Home Politik Pengamat: Kurva Belum Landai, Wacana New Normal Terburu-Buru

Pengamat: Kurva Belum Landai, Wacana New Normal Terburu-Buru

Jakarta, Gatra.com – Wacana kebijakan normal baru atau new normal yang digaungkan pemerintah akan menjadi batu uji dalam mengatasi kondisi pelemahan ekonomi dan peningkatan kualitas kesehatan masyarakat. Pemerintah sendiri saat ini sudah menyiapkan aturan untuk menjalani new normal.

Menteri Kesehatan RI, Terawan Agus Putranto telah menyusun protokol kesehatan terkait kehidupan new normal lewat surat edaran nomor HK.02.01/MENKES/335/2020 tentang pencegahan penularan virus corona di tempat kerja sektor usaha dan perdagangan dalam mendukung keberlangsungan usaha.

Pengamat Kebijakan Publik, Wibisono menyatakan kebijakan new normal akan menjadi indikator penting dalam Indeks Pembangunan Manusia (IPM). Kebijakan PSBB yang selama ini diambil menurutnya telah melahirkan trade off antara kesehatan dan ekonomi masyarakat.

Menurut Wibi, istilah new normal atau kenormalan baru adalah istilah dalam bisnis dan ekonomi yang merujuk kepada kondisi-kondisi keuangan usai krisis keuangan (2007-2008), resesi global (2008–2012), dan berlanjut pada pandemi Covid-19. Dirinya mengatakan sebelum pemerintah mengambil kebijakan new normal harus didasari dengan fakta dan “keputusan” yang kuat.

“Istilah (new normal) tersebut dipakai pada berbagai konteks lain untuk mengimplikasikan bahwa suatu hal yang sebelumnya dianggap tidak normal atau tidak lazim,tapi apa cocok diterapkan di Indonesia dalam masa PSBB ini? sedangkan kurva korban ODP-PDP belum turun, dan yang meninggal belum mencapai puncaknya, malah cenderung meningkat tajam pasca lebaran,” ujarnya dalam keterangan kepada Gatra.com, Jumat (29/5).

Dirinya mengutip data BNPB per 27 Mei 2020 dimana terjadi penambahan 686 kasus sehingga total kasus sejak 2 Maret 2020 hingga 27 Mei 2020 tercatat 23.851 kasus Covid-19 di Indonesia. “Saya rasa wacana new normal ini terlalu terburu-buru. Mengingat peningkatan kasus positif covid-19 masih cukup tinggi sehingga masih diperlukan kajian, terutama untuk membuat roadmap, hingga aturan regulasi agar bisa tegas melaksanakan protokol kesehatan,” kata Wibi.

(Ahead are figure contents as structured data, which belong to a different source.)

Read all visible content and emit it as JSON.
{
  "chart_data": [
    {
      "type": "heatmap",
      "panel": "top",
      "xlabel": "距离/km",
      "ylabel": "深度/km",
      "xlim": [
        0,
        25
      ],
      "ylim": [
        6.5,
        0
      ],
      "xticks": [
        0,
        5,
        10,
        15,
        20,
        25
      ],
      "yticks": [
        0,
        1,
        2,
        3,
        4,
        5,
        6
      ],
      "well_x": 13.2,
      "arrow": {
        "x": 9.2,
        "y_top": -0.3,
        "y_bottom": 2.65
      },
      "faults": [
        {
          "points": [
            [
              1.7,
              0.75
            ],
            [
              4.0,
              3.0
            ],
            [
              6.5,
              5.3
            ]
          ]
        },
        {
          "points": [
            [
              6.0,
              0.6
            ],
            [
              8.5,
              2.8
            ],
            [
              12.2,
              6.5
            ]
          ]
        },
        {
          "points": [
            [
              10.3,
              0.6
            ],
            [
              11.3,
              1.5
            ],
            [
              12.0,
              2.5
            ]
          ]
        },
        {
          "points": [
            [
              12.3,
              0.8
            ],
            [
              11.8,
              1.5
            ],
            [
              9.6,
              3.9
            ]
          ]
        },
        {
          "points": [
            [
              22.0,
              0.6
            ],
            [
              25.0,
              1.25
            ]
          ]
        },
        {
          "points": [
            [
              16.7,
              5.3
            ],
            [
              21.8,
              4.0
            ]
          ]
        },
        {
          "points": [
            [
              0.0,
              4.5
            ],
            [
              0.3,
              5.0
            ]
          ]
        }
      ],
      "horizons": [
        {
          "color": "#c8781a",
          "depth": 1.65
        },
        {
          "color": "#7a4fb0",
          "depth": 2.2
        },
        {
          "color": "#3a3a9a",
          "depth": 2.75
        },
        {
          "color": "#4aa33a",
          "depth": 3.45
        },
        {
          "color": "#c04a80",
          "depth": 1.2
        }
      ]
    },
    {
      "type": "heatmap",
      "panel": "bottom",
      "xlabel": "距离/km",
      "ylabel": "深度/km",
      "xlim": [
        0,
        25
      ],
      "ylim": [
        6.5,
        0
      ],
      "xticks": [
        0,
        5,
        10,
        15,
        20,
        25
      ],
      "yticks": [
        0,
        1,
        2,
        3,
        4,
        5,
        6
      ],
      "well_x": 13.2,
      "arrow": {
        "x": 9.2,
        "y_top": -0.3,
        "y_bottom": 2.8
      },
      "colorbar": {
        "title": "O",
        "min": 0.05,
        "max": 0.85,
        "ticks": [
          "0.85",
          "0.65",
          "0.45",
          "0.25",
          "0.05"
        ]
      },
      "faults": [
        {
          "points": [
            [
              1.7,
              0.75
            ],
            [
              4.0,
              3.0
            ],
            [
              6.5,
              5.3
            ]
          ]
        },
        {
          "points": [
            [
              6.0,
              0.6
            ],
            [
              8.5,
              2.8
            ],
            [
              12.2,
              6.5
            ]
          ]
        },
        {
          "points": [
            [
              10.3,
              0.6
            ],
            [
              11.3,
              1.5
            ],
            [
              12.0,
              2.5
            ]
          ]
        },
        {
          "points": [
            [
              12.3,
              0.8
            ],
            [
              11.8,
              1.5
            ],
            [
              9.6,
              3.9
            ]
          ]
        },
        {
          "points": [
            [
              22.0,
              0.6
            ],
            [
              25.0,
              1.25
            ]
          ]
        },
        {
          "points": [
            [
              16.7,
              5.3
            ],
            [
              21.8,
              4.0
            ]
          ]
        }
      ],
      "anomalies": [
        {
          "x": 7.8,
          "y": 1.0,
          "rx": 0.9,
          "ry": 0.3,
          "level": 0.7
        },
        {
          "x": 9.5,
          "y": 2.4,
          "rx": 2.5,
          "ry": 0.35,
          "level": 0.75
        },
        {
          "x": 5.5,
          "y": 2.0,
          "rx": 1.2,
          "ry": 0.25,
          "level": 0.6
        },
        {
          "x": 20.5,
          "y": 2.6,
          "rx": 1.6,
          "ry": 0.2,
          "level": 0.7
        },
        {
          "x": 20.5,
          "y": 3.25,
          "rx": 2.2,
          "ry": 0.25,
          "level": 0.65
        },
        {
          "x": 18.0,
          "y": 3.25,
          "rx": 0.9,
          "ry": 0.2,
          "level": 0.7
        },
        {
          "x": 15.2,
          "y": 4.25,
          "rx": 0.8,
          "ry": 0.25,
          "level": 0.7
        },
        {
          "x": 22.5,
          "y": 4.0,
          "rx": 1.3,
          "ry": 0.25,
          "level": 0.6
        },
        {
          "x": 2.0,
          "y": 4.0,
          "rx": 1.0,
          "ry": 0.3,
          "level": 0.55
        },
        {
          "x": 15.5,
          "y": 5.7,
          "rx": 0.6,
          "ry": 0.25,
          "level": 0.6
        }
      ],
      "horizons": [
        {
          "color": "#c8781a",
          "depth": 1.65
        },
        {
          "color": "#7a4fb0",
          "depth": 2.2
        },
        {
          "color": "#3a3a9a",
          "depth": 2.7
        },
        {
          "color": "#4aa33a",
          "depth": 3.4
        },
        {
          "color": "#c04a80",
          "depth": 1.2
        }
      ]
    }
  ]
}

Merujuk pada laporan harian penambahan tertinggi kasus Covid-19 terjadi pada 21 Mei 2020 dengan total 973 kasus. Oleh karenanya, sambung Wibi, belum terlihat indikator yang kuat bagi pemerintah untuk bersegera memberlakukan new normal.

“Laporan kasus memang menurun sejak saat itu, tapi tak mengindikasikan kurva melandai. Hal ini dibuktikan dengan 21 laboratorium di daerah yang belum melaporkan hasil pemeriksaan spesimen pada 27 Mei 2020 pukul 12.00 WIB. Padahal laporan harian berdasar akumulasi pemeriksaan spesimen 87 laboratorium di seluruh Indonesia,” ujarnya.

Pembina Lembaga Pengawas Kinerja Aparatur Negara (LPKAN) itu menyatakan agar pemerintah tidak gegabah dalam mengambil keputusan yang berdampak bagi masyarakat. “Kenyataannya corona belum dapat ditaklukkan oleh pemerintah Indonesia yang ingin ingin ‘berdamai’ dengan corona. Pernyataan Presiden Joko Widodo yang menegaskan keinginan untuk hidup berdampingan dengan corona belum bisa tercapai bila melihat kondisi ini," pungkasnya.